The second step is addressing calcium and vitamin D levels and intake. The NOF and the National Academy of Medicine (NAM) recommendations are that men 50 to 70 years consume 1000 mg/day of calcium and men 71 years and older consume 1200 mg/day of calcium. There is no evidence that calcium intake in excess of these amounts confers additional bone strength. On the contrary, intakes above 1200 to 1500 mg/day may increase the risk of developing kidney stones, cardiovascular (CV) disease, and stroke. The scientific literature is highly controversial in this area. There are suggestions that calcium from dietary sources engenders no increase in CV risk. On the other hand, particularly in men, calcium supplements may have a small impact on CV risk.8 Because ADT itself appears to contribute to CV risk, dietary changes may be a better approach than supplement calcium.
This concern is not currently addressed in the AUA guidelines. The average daily dietary calcium intake in adults age 50 and older is 600 to 700 mg/day. Increasing dietary calcium appears to be the first-line approach but clearly requires more education than recommending a simple pill supplement. Vitamin D plays a major role in calcium absorption, bone health, muscle performance, balance, and risk of falling. The NOF recommends an intake of 800 to 1000 international units (IU)/day for adults age 50 and older. The Dietary Reference Intakes recommended by the NAM are slightly more conservative: vitamin D at 600 IU/day until age 70 and 800 IU/day for adults 71 years and older.

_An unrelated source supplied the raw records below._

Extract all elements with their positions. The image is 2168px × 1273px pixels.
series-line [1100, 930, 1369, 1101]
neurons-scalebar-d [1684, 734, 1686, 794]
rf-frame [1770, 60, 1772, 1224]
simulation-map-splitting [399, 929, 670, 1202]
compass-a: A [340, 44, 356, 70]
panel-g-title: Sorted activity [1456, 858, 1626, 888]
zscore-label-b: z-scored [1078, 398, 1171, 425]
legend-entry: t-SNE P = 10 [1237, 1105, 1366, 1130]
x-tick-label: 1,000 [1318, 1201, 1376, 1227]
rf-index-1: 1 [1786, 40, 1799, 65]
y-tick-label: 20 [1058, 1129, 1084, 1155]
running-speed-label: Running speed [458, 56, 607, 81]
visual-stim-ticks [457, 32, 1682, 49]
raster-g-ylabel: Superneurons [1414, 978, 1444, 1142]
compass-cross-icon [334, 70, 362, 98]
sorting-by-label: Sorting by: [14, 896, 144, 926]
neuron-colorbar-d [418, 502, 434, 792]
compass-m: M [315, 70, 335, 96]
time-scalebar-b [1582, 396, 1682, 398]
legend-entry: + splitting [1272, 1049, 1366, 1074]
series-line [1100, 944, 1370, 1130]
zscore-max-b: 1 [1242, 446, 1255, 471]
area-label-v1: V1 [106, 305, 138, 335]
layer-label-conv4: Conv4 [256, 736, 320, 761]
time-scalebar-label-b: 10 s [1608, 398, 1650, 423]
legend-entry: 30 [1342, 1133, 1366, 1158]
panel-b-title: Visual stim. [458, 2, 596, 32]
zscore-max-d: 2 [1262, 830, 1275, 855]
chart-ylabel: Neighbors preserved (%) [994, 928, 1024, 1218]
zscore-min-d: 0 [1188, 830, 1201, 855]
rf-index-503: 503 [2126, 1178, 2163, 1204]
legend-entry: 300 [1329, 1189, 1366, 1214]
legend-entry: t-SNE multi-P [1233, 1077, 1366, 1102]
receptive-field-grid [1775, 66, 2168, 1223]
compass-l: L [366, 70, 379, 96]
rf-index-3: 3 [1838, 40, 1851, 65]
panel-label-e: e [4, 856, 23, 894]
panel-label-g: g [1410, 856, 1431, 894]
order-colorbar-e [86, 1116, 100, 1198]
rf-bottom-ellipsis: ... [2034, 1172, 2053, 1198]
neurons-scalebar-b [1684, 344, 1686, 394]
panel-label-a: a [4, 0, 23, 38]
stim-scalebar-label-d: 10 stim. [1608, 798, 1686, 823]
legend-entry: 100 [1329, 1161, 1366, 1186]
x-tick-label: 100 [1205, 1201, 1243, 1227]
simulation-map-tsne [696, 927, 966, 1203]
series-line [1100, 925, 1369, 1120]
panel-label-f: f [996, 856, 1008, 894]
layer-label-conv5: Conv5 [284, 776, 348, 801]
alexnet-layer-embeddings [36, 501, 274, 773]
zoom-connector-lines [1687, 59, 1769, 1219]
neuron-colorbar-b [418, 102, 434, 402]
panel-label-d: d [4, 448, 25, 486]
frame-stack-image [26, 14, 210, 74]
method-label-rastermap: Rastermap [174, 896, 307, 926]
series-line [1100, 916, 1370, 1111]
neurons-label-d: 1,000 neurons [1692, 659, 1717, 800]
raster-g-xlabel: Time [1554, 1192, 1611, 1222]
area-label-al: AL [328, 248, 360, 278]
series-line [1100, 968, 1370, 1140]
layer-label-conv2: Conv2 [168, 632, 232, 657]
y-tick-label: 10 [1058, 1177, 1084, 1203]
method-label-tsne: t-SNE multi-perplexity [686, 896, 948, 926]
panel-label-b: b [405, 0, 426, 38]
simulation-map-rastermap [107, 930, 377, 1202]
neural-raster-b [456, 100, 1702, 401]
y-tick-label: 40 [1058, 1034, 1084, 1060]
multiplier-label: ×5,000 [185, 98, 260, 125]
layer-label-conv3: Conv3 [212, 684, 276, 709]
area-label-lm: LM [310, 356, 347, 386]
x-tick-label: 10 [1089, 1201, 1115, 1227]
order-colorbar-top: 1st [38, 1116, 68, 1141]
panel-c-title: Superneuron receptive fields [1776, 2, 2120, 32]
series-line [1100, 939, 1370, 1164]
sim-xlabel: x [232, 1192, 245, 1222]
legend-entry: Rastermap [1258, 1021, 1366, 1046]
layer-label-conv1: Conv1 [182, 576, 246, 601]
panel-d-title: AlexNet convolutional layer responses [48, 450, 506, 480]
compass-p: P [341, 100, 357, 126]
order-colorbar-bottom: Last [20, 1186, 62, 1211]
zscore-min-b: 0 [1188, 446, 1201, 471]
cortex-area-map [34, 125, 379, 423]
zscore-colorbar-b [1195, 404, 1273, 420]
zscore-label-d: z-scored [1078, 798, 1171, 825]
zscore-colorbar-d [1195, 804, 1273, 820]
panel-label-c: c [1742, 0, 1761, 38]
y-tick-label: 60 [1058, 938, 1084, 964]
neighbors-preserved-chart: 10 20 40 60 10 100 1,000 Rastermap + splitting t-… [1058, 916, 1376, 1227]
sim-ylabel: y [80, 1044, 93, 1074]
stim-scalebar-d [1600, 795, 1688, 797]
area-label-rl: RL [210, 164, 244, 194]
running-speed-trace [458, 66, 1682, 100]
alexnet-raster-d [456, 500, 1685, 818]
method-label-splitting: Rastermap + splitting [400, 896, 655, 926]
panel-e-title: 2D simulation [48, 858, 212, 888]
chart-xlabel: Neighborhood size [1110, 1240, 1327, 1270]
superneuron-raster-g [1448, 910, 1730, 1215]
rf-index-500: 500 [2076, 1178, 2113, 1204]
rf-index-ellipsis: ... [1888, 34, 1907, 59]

The third step comprises pharmacologic treatments. The first step is deciding which patients clearly benefit from therapy. There is uniform acceptance7 that a patient with osteoporosis should receive pharmacologic therapy in addition to steps 1 and 2 above. Patients with a fragility fracture, particularly an asymptomatic vertebral fracture, are also candidates for pharmacologic treatments. The 2 therapies most studied for treatment are denosumab and zoledronic acid. These are the current AUA guideline recommended therapies. The oral bisphosphonate alendronate has seen limited studies in this group of patients. It also has an effect on BMD and bone turnover markers. However, there are no head-to-head studies in regard to equivalence infracture prevention.9,10
The treatment of bone loss associated with ADT is complex. It requires a detailed history and BMD measurement to fully estimate risk of fracture. Treatment with calcium alone is not sufficient, and potential CV risks underscore the need for counseling for calcium intake. High-risk patients require therapy, and the 2 AUA guideline recommended therapies, denosumab and zoledronic acid, are the standard of care.